I Corps Commanding General Lt. Gen. Stephen Lanza spoke briefly at the event. He thanked Carroll and the rest of the staff from TAPS for putting the event together. He also thanked those who attended the event and sat in the audience.

“Today is about celebrating the life of your loved one because you all have something in common that most people in this nation will never experience — the loss of a loved one while they are in service to their country,” Lanza said. “That’s profound. First of all, that your loved one stepped up and said, ‘I want to serve my nation,’ and then when we lost them. I hope today you can find some comfort and healing while coming together today and tomorrow.”

Carroll went on to talk about the importance of coming together and sharing with those who’ve had similar experiences. She said it helps survivors through feelings of loneliness and also gives them a space to share and remember those they lost.

Tragedy Assistance Program for Survivors member Emily Munez used the story of the Soldiers who stormed the beaches at Normandy as a metaphor for dealing with loss. Grief does not follow a simple line or plan, she said, similar to how battles rarely stick to what each side wants to happen. Instead, it is important to understand that everyone deals with grief differently and goes through the processes to find a new normal, Munez said.

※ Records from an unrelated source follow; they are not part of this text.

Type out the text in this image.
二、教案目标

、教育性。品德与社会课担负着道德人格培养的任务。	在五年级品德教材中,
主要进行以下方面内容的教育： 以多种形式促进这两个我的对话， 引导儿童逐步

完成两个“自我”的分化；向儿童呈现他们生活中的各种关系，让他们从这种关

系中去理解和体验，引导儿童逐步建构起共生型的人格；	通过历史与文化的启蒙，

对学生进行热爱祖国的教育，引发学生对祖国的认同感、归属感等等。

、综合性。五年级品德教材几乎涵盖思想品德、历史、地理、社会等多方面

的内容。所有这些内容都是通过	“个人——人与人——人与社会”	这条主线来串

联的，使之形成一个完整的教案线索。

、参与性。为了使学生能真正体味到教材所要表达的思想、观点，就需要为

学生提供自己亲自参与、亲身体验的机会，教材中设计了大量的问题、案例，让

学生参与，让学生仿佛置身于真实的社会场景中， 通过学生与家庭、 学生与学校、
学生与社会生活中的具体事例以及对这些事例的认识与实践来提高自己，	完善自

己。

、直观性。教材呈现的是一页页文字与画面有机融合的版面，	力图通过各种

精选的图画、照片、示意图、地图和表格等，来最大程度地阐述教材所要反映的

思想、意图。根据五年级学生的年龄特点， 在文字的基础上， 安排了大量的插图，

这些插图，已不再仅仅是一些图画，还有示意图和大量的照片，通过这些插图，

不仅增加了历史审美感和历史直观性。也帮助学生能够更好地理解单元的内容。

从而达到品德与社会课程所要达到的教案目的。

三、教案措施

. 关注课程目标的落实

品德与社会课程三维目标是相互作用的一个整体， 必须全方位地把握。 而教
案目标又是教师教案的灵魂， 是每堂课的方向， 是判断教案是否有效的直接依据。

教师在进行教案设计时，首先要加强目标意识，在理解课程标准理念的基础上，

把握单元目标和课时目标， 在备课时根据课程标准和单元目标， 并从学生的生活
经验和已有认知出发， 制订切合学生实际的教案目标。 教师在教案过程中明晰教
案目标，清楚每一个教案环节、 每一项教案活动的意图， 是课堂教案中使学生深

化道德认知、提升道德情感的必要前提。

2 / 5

“I’m sure at least one person has heard, ‘You should be over it,’ or ‘It’s over.’ But it doesn’t work that way,” she said.

Workshops focused on doing activities together in small groups to share stories. People wrote down on post-it notes what they wanted to say during the meetings for each group to ensure it was said. Resources including hotlines, nonprofits and where to go to handle financial issues after loss were available. Every participant was also given tools to overcome the obstacles from living with a loss.

There were also seminars for children to attend to help them express loss in their own way.

Dr. Frank Campbell spoke about how children experience crisis.

“They just feel what they feel, whether it’s happy or sad or mad or a mixture of all three,” he said. “They just get it out and then move onto play basketball. There is no acceptable mourning period or way to cope; they just feel what they need to. That’s important.”

Adults need to be able to express these feelings and find healthy ways to deal with them, according to Campbell. But first, much like putting an oxygen mask on yourself before helping others put them on during a flight, it’s important to take care of yourself, Campbell said.

He used a four-legged stool as a metaphor. The first leg is to participate in one or more supportive communities who are there to listen or help. The second represents physical wellness, by taking care of the aches and pains that come with grief. The third means control over daily activities, such as getting up, having breakfast and having a routine. The last leg is creating a productive and healthy life full of activities you enjoy doing. This, he said, would lead to a healthy new normal for the whole family.

“So the term ‘self-care’ may sound selfish, but it is not,” Campbell said. “It’s important to show your children and others how to get themselves through this grief in order to help

them.”

With all of the personal sharing and emotional energy, the room changed between morning and evening sessions. Carroll said it’s always amazing to witness a group of people silent in the morning having dinner together later.

“Everyone is much more animated and laughing, and the energy is completely different,” Carroll said. “That’s what we are aiming to do — create that family of support for those who have lost heroes.”